If there is one song that most defines the Ramones, it’s “Blitzkrieg Bop.” It’s Tommy’s song, although Dee Dee came up with the title (it was originally called “Animal Hop”). It was the band’s first single and the first song on their first, self-titled, album. It “was a sort of call to arms,” said Joey Ramone, “for everyone to start their own bands.” The song’s breakdown – just drums and spoken vocals chanting “Hey Ho, let’s go,” before the insistent, one-note bass line comes in – is as magnificent and idiotic as anything by The Stooges or The Sex Pistols. It defines an era in four bars, handily deflating as it did the bloated stadium rock that had become popular music. It is garage rock after garage rock. It is punk rock before punk rock. It is bottled lightning, and it will continue to refresh the souls of the disenchanted for generations. Tommy is beating those drums like they owe him money.

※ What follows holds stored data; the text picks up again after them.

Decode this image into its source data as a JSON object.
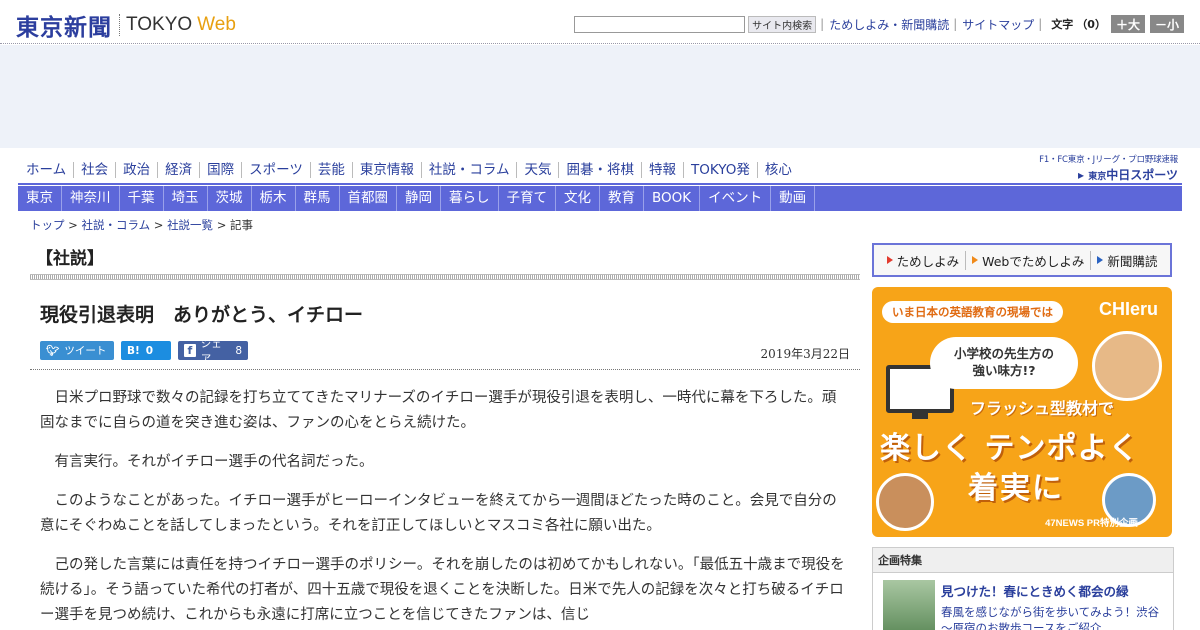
{
  "header": {
    "logo_jp": "東京新聞",
    "logo_en": "TOKYO",
    "logo_web": "Web",
    "search_button": "サイト内検索",
    "links": [
      "ためしよみ・新聞購読",
      "サイトマップ"
    ],
    "font_size_label": "文字",
    "font_size_value": "（0）",
    "larger_button": "＋大",
    "smaller_button": "－小"
  },
  "nav_primary": [
    "ホーム",
    "社会",
    "政治",
    "経済",
    "国際",
    "スポーツ",
    "芸能",
    "東京情報",
    "社説・コラム",
    "天気",
    "囲碁・将棋",
    "特報",
    "TOKYO発",
    "核心"
  ],
  "chunichi": {
    "tagline": "F1・FC東京・Jリーグ・プロ野球速報",
    "name_small": "東京",
    "name": "中日スポーツ"
  },
  "nav_regional": [
    "東京",
    "神奈川",
    "千葉",
    "埼玉",
    "茨城",
    "栃木",
    "群馬",
    "首都圏",
    "静岡",
    "暮らし",
    "子育て",
    "文化",
    "教育",
    "BOOK",
    "イベント",
    "動画"
  ],
  "breadcrumb": {
    "items": [
      "トップ",
      "社説・コラム",
      "社説一覧"
    ],
    "current": "記事",
    "separator": ">"
  },
  "article": {
    "section": "【社説】",
    "headline": "現役引退表明　ありがとう、イチロー",
    "date": "2019年3月22日",
    "social": {
      "tweet_label": "ツイート",
      "hatena_label": "B!",
      "hatena_count": "0",
      "facebook_label": "シェア",
      "facebook_count": "8"
    },
    "paragraphs": [
      "日米プロ野球で数々の記録を打ち立ててきたマリナーズのイチロー選手が現役引退を表明し、一時代に幕を下ろした。頑固なまでに自らの道を突き進む姿は、ファンの心をとらえ続けた。",
      "有言実行。それがイチロー選手の代名詞だった。",
      "このようなことがあった。イチロー選手がヒーローインタビューを終えてから一週間ほどたった時のこと。会見で自分の意にそぐわぬことを話してしまったという。それを訂正してほしいとマスコミ各社に願い出た。",
      "己の発した言葉には責任を持つイチロー選手のポリシー。それを崩したのは初めてかもしれない。「最低五十歳まで現役を続ける」。そう語っていた希代の打者が、四十五歳で現役を退くことを決断した。日米で先人の記録を次々と打ち破るイチロー選手を見つめ続け、これからも永遠に打席に立つことを信じてきたファンは、信じ"
    ]
  },
  "sidebar": {
    "subscribe_links": [
      "ためしよみ",
      "Webでためしよみ",
      "新聞購読"
    ],
    "banner": {
      "top": "いま日本の英語教育の現場では",
      "brand": "CHIeru",
      "bubble_line1": "小学校の先生方の",
      "bubble_line2": "強い味方!?",
      "mid": "フラッシュ型教材で",
      "big1": "楽しく テンポよく",
      "big2": "着実に",
      "footer": "47NEWS PR特別企画"
    },
    "feature": {
      "title": "企画特集",
      "headline": "見つけた！春にときめく都会の緑",
      "desc": "春風を感じながら街を歩いてみよう！渋谷～原宿のお散歩コースをご紹介"
    }
  }
}
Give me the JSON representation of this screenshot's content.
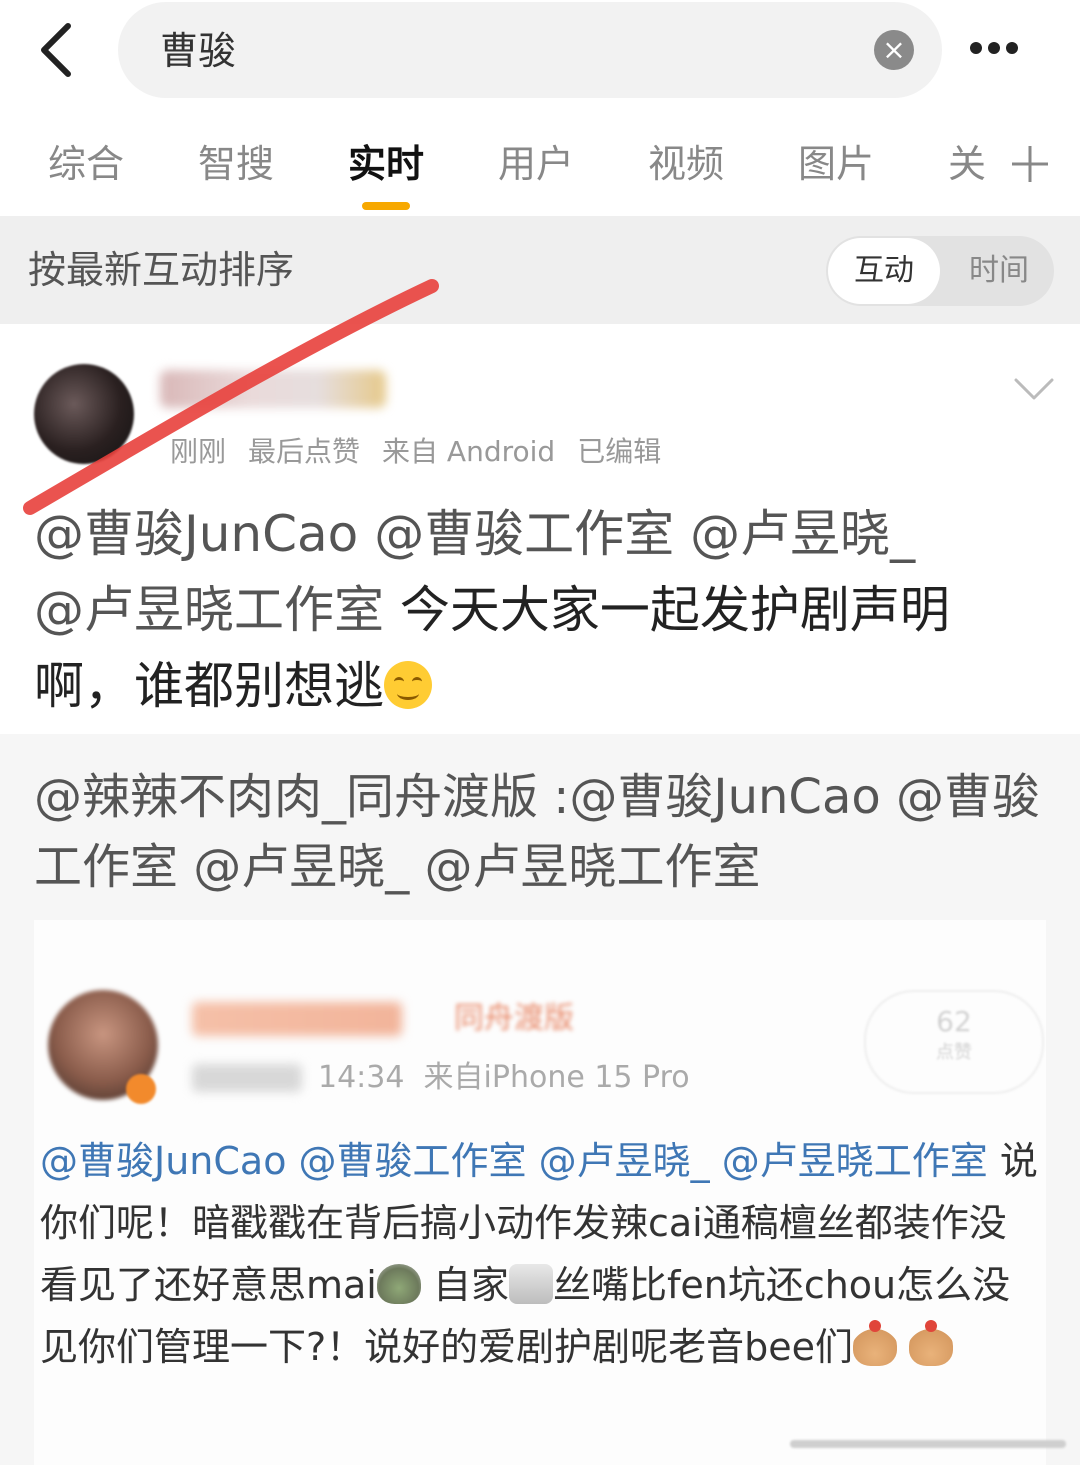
{
  "search": {
    "query": "曹骏"
  },
  "tabs": [
    {
      "label": "综合",
      "active": false
    },
    {
      "label": "智搜",
      "active": false
    },
    {
      "label": "实时",
      "active": true
    },
    {
      "label": "用户",
      "active": false
    },
    {
      "label": "视频",
      "active": false
    },
    {
      "label": "图片",
      "active": false
    },
    {
      "label": "关",
      "active": false
    }
  ],
  "sort": {
    "label": "按最新互动排序",
    "option_interaction": "互动",
    "option_time": "时间",
    "selected": "互动"
  },
  "post": {
    "meta": {
      "time": "刚刚",
      "last_like": "最后点赞",
      "source": "来自 Android",
      "edited": "已编辑"
    },
    "mention_1": "@曹骏JunCao",
    "mention_2": "@曹骏工作室",
    "mention_3": "@卢昱晓_",
    "mention_4": "@卢昱晓工作室",
    "text_1": "今天大家一起发护剧声明",
    "text_2": "啊，谁都别想逃",
    "emoji": "smile-icon"
  },
  "repost": {
    "text": "@辣辣不肉肉_同舟渡版 :@曹骏JunCao @曹骏工作室 @卢昱晓_ @卢昱晓工作室",
    "inner": {
      "name_visible": "同舟渡版",
      "time": "14:34",
      "source": "来自iPhone 15 Pro",
      "like_count": "62",
      "like_label": "点赞",
      "mention_1": "@曹骏JunCao",
      "mention_2": "@曹骏工作室",
      "mention_3": "@卢昱晓_",
      "mention_4": "@卢昱晓工作室",
      "text_1": "说你们呢！暗戳戳在背后搞小动作发辣cai通稿檀丝都装作没看见了还好意思mai",
      "text_2": "自家",
      "text_3": "丝嘴比fen坑还chou怎么没见你们管理一下?！说好的爱剧护剧呢老音bee们"
    }
  },
  "colors": {
    "accent": "#f7a800",
    "mention_blue": "#3f77b5",
    "annotation_red": "#e8403c"
  }
}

The Ramones started playing shows in 1974, cutting their teeth in a seedy Bowery club called CBGB. They were signed to Sire Records along with other notables Talking Heads and Richard Hell and cut their first album in seven days. "Doing an album in a week and bringing it in for $6,400 was unheard of,” wrote Dee Dee, “especially since it was an album that really changed the world.” The band, dressed identically in jeans and biker jackets, is lined up against a brick wall on the album cover. They’re glowering. “Ramones” doesn’t even make it to 30 minutes. It’s longest track is two-and-a-half minutes. The album didn’t sell very well at all. But it is immortal.
Tommy left the Ramones in 1978, although he continued in his management and producer role. That’s him playing drums on 1979’s “It’s Alive,” recorded on New Year’s Eve 1977. This was deemed the best performance of the four nights captured, in part because the first ten rows of seats were thrown on stage by the audience at the end of the show. He drummed for the band once again in 2004 for “The Ramones Beat Down On Cancer” concert (Joey died of lymphoma in 2001).
"They gave everything they could in every show,” Tommy said of his former band mates in 2007. “They weren't the type to phone it in, if you see what I mean."
Tommy Ramone continued to distinguish himself as a producer, working on classics like The Replacements’ “Tim” and “Neurotica” by Redd Kross. In the last decade he teamed up with The Simplistics’ Claudia Tienan to form Uncle Monk, an “indie-acoustic duo.”
"There are a lot of similarities between punk and old-time music,” Tommy Ramone wrote in 2006, basically summing up the last century of American vernacular music. “Both are home-brewed music as opposed to schooled, and both have an earthy energy. And anybody can pick up an instrument and start playing."